How Entrepreneurs and Solo Practitioners Can Achieve a Better Life-Work Balance

Life-work balance — yes, we’re putting life first in the equation — isn’t just important for one’s personal health and happiness, it’s also a crucial component of professional long-term success and satisfaction. Several university research studies recently revealed that entrepreneurs are both healthier and happier than their employed counterparts, but those stats beg the question: How do business owners, contractors, freelancers, and solopreneurs protect their mental and physical health without the support of a staff and employer-backed benefits?

Taking Responsibility for Our Own Stability and Success

Savvy, forward-thinking entrepreneurs, small business owners, and solo practitioners recognize that achieving personal-professional equilibrium is not only imperative for increasing endurance, improving longevity, and beating burnout, it’s also good for their bottom line. Productivity, drive, momentum, and focus are all enhanced with better life-work integration, empowering business owners and solopreneurs to go the distance.

Here are the top five ways to create more life-work balance for entrepreneurs, small business owners, and solo practitioners that you can implement right now:  

1. First and foremost, find intention in what you do.

Professionals who choose to go solo possess the confidence in themselves needed to succeed on their own, but celebrating our contributions and everyday wins doesn’t always come easy. Without authentic purpose driving our entrepreneurial endeavors, we’re more prone to resent the hours we spend working on our business and are less likely to enjoy the time we spend in personal activities — one perennially tugging at and undermining the other.

2. Prioritize your health — mentally and physically.

Avoiding the plague of burnout means acknowledging when something doesn’t feel right so be sure to take the time to self-reflect. Are you feeling stretched thin? Are you constantly overwhelmed by the needs of your business? Be aware of mental and physical signs of exhaustion, cynicism, inefficacy, and disengagement. If you begin to experience these symptoms or emotions, know that it’s OK to seek counsel from family and friends, peers, or professionals.

3. Create a schedule that works for you — and don’t stick to it.

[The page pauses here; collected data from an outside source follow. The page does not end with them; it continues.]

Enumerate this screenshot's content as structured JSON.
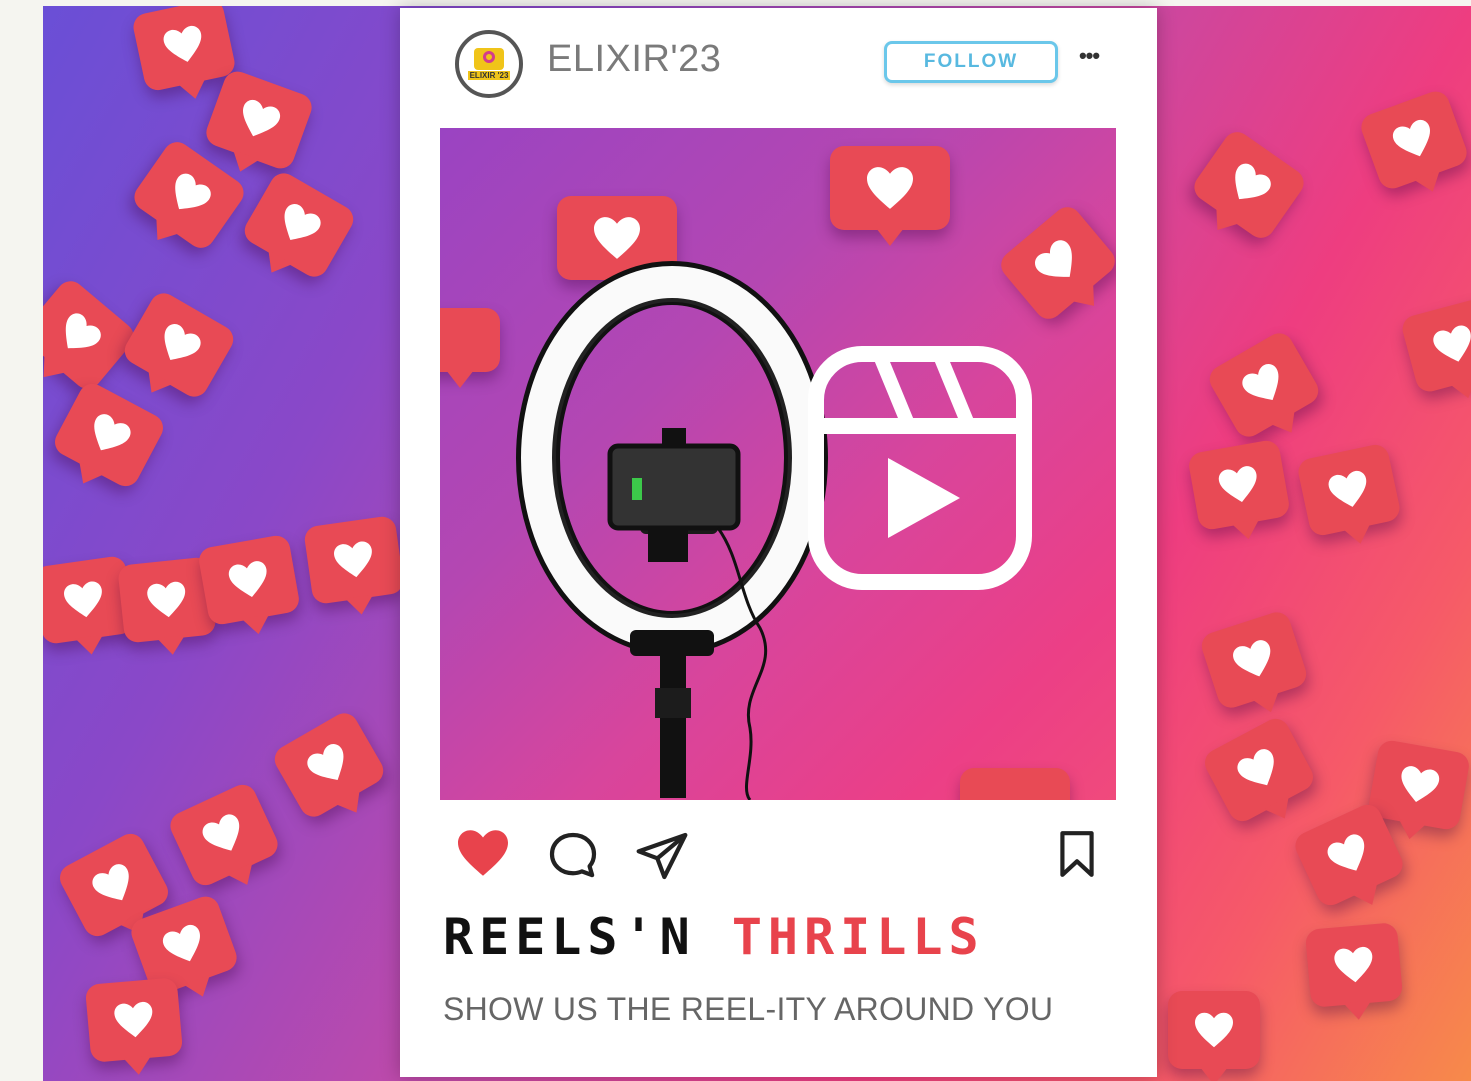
{
  "post": {
    "username": "ELIXIR'23",
    "avatar_label": "ELIXIR '23",
    "follow_label": "FOLLOW",
    "more_label": "•••",
    "title_part1": "REELS'N",
    "title_part2": "THRILLS",
    "subtitle": "SHOW US THE REEL-ITY AROUND YOU"
  },
  "actions": {
    "like_icon": "heart-filled-icon",
    "comment_icon": "comment-bubble-icon",
    "share_icon": "paper-plane-icon",
    "save_icon": "bookmark-icon"
  },
  "colors": {
    "like": "#e8434c",
    "follow_border": "#6bc7ea",
    "accent_title": "#e8434c",
    "heart_tile": "#e84a55"
  }
}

Rigid schedules have no place in today’s world — especially for the self employed. What works one week — balancing time spent “on” and “off” evenly — may get thrown off kilter the next. As an entrepreneur, small business owner, or solo practitioner, your workload may require a few early mornings or late evenings —or both — to fully enjoy your time spent away from your work. The most imperative aspect? You can enjoy the freedom of time spent away so that you can come back refreshed and ready to seize the day.

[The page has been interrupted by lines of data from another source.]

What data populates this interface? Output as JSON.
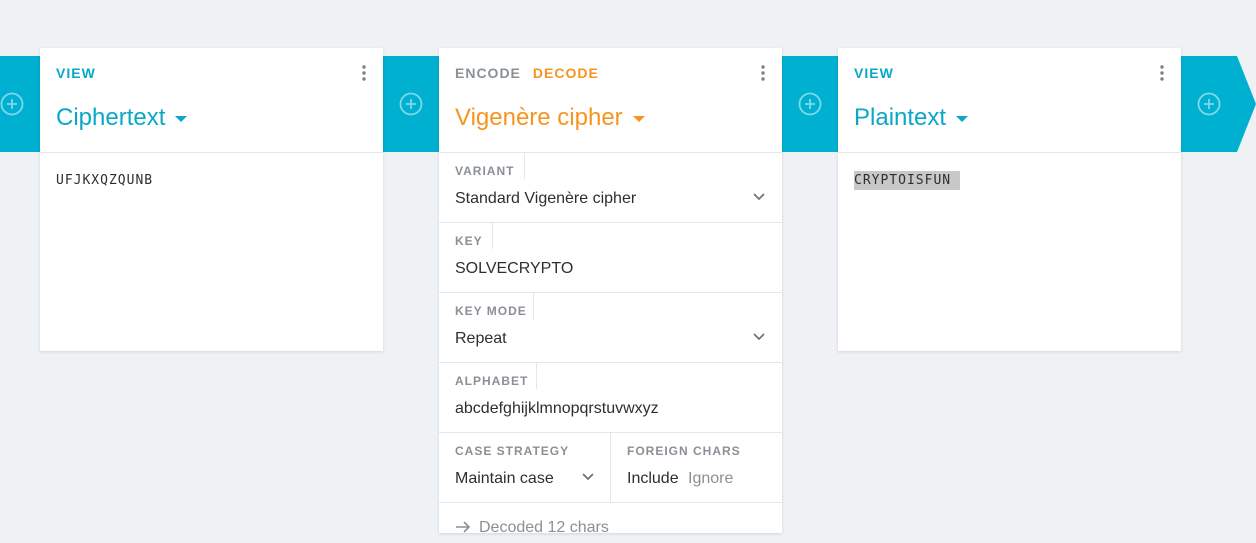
{
  "colors": {
    "band": "#00b0d0",
    "view_blue": "#0aa7c9",
    "orange": "#f7941d",
    "muted": "#8a9096"
  },
  "card1": {
    "mode": "VIEW",
    "title": "Ciphertext",
    "content": "UFJKXQZQUNB"
  },
  "card2": {
    "tab_encode": "ENCODE",
    "tab_decode": "DECODE",
    "title": "Vigenère cipher",
    "variant_label": "VARIANT",
    "variant_value": "Standard Vigenère cipher",
    "key_label": "KEY",
    "key_value": "SOLVECRYPTO",
    "keymode_label": "KEY MODE",
    "keymode_value": "Repeat",
    "alphabet_label": "ALPHABET",
    "alphabet_value": "abcdefghijklmnopqrstuvwxyz",
    "case_label": "CASE STRATEGY",
    "case_value": "Maintain case",
    "foreign_label": "FOREIGN CHARS",
    "foreign_include": "Include",
    "foreign_ignore": "Ignore",
    "status": "Decoded 12 chars"
  },
  "card3": {
    "mode": "VIEW",
    "title": "Plaintext",
    "content": "CRYPTOISFUN"
  }
}
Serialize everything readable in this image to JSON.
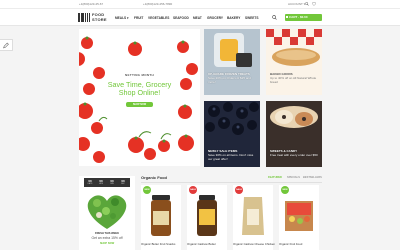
{
  "topbar": {
    "phone_1": "+1(800)123-45-67",
    "phone_2": "+1(800)123-456-7890",
    "account": "ACCOUNT ▾"
  },
  "header": {
    "logo_line_1": "FOOD",
    "logo_line_2": "STORE",
    "nav": [
      "MEALS ▾",
      "FRUIT",
      "VEGETABLES",
      "SEAFOOD",
      "MEAT",
      "GROCERY",
      "BAKERY",
      "SWEETS"
    ],
    "cart_label": "CART · $0.00"
  },
  "hero": {
    "kicker": "NETTING MONTH",
    "title_line_1": "Save Time, Grocery",
    "title_line_2": "Shop Online!",
    "button": "SHOP NOW",
    "slides": 3,
    "active_slide": 1
  },
  "tiles": [
    {
      "label": "UP-GRADE FROZEN TREATS",
      "subtitle": "Save 20% on Orders of $25 and more!"
    },
    {
      "label": "BAKED GOODS",
      "subtitle": "Up to 40% off on All Natural Whole bread"
    },
    {
      "label": "NEWLY SALE ITEMS",
      "subtitle": "Save 30% on all items. Don't miss our great offer!"
    },
    {
      "label": "SWEETS & CANDY",
      "subtitle": "Free treat with every order over $50"
    }
  ],
  "promo": {
    "countdown": [
      {
        "value": "00",
        "unit": "DAYS"
      },
      {
        "value": "00",
        "unit": "HRS"
      },
      {
        "value": "00",
        "unit": "MIN"
      },
      {
        "value": "00",
        "unit": "SEC"
      }
    ],
    "title": "FRESH THIS WEEK",
    "subtitle": "Get an extra 15% off",
    "link": "SHOP NOW"
  },
  "products_section": {
    "title": "Organic Food",
    "tabs": [
      "FEATURED",
      "SPECIALS",
      "BESTSELLERS"
    ],
    "active_tab": 0,
    "items": [
      {
        "name": "Organic Butter Fruit Snacks",
        "badge": "NEW",
        "badge_color": "#72c73a"
      },
      {
        "name": "Organic Cashew Butter",
        "badge": "SALE",
        "badge_color": "#e23b3b"
      },
      {
        "name": "Organic Cashew Cheese Chicken",
        "badge": "SALE",
        "badge_color": "#e23b3b"
      },
      {
        "name": "Organic Fruit Food",
        "badge": "NEW",
        "badge_color": "#72c73a"
      }
    ]
  },
  "colors": {
    "accent": "#72c73a",
    "sale": "#e23b3b",
    "dark": "#333333"
  },
  "icons": [
    "logo-barcode-icon",
    "search-icon",
    "cart-icon",
    "pencil-icon"
  ]
}
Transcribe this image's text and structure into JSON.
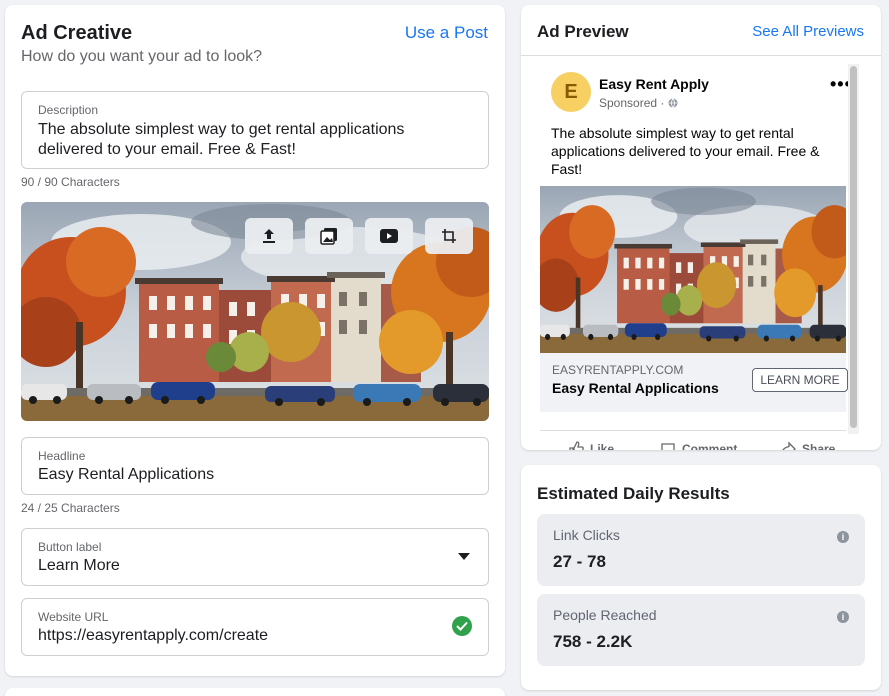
{
  "ad_creative": {
    "title": "Ad Creative",
    "use_post_link": "Use a Post",
    "subtitle": "How do you want your ad to look?",
    "description": {
      "label": "Description",
      "value": "The absolute simplest way to get rental applications delivered to your email. Free & Fast!",
      "counter": "90 / 90 Characters"
    },
    "image_toolbar": [
      "upload-icon",
      "image-library-icon",
      "video-icon",
      "crop-icon"
    ],
    "headline": {
      "label": "Headline",
      "value": "Easy Rental Applications",
      "counter": "24 / 25 Characters"
    },
    "button_label": {
      "label": "Button label",
      "value": "Learn More"
    },
    "website_url": {
      "label": "Website URL",
      "value": "https://easyrentapply.com/create",
      "status_color": "#31a24c"
    }
  },
  "ad_preview": {
    "title": "Ad Preview",
    "see_all_link": "See All Previews",
    "page_name": "Easy Rent Apply",
    "avatar_letter": "E",
    "sponsored": "Sponsored ·",
    "more_menu": "•••",
    "post_text": "The absolute simplest way to get rental applications delivered to your email. Free & Fast!",
    "link_domain": "EASYRENTAPPLY.COM",
    "link_headline": "Easy Rental Applications",
    "cta": "LEARN MORE",
    "actions": [
      "Like",
      "Comment",
      "Share"
    ]
  },
  "estimated_results": {
    "title": "Estimated Daily Results",
    "metrics": [
      {
        "label": "Link Clicks",
        "value": "27 - 78"
      },
      {
        "label": "People Reached",
        "value": "758 - 2.2K"
      }
    ]
  },
  "colors": {
    "accent": "#1877f2",
    "background": "#f0f2f5",
    "success": "#31a24c"
  }
}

4. Don’t be afraid to delegate.

Going solo doesn’t mean you don’t have support. Various professional services such as virtual phone answering, dedicated mailing addresses, and attractive coworking facilities are available to help business owners, contractors, freelancers, and other solopreneurs run their enterprises effectively, efficiently, and with a growth mindset. 

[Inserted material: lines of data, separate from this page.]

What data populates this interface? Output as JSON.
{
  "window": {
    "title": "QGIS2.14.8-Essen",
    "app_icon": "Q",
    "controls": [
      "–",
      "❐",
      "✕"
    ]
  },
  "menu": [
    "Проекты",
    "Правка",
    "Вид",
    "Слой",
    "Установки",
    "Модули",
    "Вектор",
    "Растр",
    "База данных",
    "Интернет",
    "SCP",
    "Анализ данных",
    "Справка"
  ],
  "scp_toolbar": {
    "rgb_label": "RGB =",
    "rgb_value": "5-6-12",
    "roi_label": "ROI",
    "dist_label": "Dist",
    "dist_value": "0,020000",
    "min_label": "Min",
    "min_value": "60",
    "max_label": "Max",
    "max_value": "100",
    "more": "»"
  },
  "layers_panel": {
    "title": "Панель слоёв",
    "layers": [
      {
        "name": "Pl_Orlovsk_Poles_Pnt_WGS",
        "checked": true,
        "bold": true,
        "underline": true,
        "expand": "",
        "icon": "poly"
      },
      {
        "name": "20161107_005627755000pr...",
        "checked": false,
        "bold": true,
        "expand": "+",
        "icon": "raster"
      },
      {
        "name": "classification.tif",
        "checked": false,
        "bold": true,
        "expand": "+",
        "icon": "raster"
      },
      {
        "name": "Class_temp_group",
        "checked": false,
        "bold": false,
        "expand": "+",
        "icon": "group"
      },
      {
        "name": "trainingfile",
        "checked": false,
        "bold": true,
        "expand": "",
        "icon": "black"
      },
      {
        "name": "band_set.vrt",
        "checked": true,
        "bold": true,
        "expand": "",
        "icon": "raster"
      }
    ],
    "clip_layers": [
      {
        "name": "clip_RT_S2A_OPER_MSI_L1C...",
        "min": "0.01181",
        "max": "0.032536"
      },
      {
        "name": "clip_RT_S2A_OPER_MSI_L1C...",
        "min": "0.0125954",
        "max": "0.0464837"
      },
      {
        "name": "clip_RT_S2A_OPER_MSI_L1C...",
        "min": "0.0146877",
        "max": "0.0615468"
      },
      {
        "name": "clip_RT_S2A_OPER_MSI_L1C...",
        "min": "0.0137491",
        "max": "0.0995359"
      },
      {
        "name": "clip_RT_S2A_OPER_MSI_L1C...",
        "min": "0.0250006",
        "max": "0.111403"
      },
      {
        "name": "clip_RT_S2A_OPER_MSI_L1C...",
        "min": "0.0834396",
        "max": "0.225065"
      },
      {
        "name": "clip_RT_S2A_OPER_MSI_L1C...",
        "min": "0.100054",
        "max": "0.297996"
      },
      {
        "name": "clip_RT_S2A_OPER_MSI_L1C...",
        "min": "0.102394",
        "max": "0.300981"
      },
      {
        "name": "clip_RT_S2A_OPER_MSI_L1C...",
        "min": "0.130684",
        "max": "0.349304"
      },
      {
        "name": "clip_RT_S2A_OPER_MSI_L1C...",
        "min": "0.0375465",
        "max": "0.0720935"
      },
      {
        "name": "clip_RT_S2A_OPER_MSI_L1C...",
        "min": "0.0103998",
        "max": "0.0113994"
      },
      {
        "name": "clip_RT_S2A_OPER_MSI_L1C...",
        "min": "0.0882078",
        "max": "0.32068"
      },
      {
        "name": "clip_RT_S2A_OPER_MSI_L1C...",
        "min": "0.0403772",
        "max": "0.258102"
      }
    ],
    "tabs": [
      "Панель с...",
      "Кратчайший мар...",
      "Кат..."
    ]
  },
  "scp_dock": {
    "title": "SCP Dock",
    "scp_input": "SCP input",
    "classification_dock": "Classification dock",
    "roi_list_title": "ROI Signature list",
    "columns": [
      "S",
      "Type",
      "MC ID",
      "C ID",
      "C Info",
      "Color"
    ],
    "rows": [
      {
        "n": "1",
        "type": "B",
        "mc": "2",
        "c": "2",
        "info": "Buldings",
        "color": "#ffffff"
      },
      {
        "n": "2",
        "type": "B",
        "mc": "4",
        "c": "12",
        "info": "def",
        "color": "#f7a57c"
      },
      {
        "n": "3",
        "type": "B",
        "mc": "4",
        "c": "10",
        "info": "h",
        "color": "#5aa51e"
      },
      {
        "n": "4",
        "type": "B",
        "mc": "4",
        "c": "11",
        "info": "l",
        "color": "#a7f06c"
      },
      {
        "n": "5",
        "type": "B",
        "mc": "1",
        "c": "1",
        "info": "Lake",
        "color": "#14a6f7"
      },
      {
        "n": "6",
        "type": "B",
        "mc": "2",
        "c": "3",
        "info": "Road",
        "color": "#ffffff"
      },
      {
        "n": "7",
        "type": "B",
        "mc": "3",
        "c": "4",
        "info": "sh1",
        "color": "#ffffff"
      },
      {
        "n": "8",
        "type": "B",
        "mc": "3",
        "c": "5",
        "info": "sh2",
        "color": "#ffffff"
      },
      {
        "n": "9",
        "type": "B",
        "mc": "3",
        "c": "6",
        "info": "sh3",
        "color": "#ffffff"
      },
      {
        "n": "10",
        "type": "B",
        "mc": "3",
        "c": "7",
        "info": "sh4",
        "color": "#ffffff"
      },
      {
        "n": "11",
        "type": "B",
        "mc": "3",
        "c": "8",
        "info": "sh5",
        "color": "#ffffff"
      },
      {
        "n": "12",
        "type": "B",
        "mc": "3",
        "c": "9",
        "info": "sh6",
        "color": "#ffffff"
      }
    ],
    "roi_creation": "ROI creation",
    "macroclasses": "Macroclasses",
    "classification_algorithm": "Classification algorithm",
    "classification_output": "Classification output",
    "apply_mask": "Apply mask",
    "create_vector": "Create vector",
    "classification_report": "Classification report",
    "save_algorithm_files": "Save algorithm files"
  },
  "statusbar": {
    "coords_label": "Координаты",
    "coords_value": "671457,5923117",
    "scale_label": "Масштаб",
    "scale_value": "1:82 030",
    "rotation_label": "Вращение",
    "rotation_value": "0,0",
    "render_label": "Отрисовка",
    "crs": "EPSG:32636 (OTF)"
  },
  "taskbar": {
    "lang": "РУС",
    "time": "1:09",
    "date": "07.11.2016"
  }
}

5. Accept that there is no “one-size-fits-all” solution.

In today’s hyper-connected world, the lines between our working hours and our personal time are increasingly blurred, and they even tend to bleed into each other. That doesn’t mean that one aspect of our lives has to suffer because of the other. Rather than fighting the urge to completely delineate the professional from the personal, it can be helpful to acknowledge this development in our work lives and find ways to make flexibility work for you. 

In a recent podcast interview, serial entrepreneur and venture capitalist Sarah Kunst spoke of her aversion to taking long vacations. For her, taking one or two days off at a time was more life-affirming and less stressful to manage. For others, unplugging for a few weeks at a time may be just what the doctor ordered. 

How a Dedicated Workspace Can Improve Your Integration 

When you work for yourself, the pull to stay connected 24/7 is undeniable. When you add working from home to that equation, completely unplugging can become even more precarious. 

While the more common phrase may be “work-life balance,” we believe putting life first makes all the difference. One way to put life first is to consider a flexible coworking office space with thoughtful amenities in desirable locations as your key to better productivity and integration. It’s much easier to separate your personal and professional pursuits when you give them both the breathing room they deserve.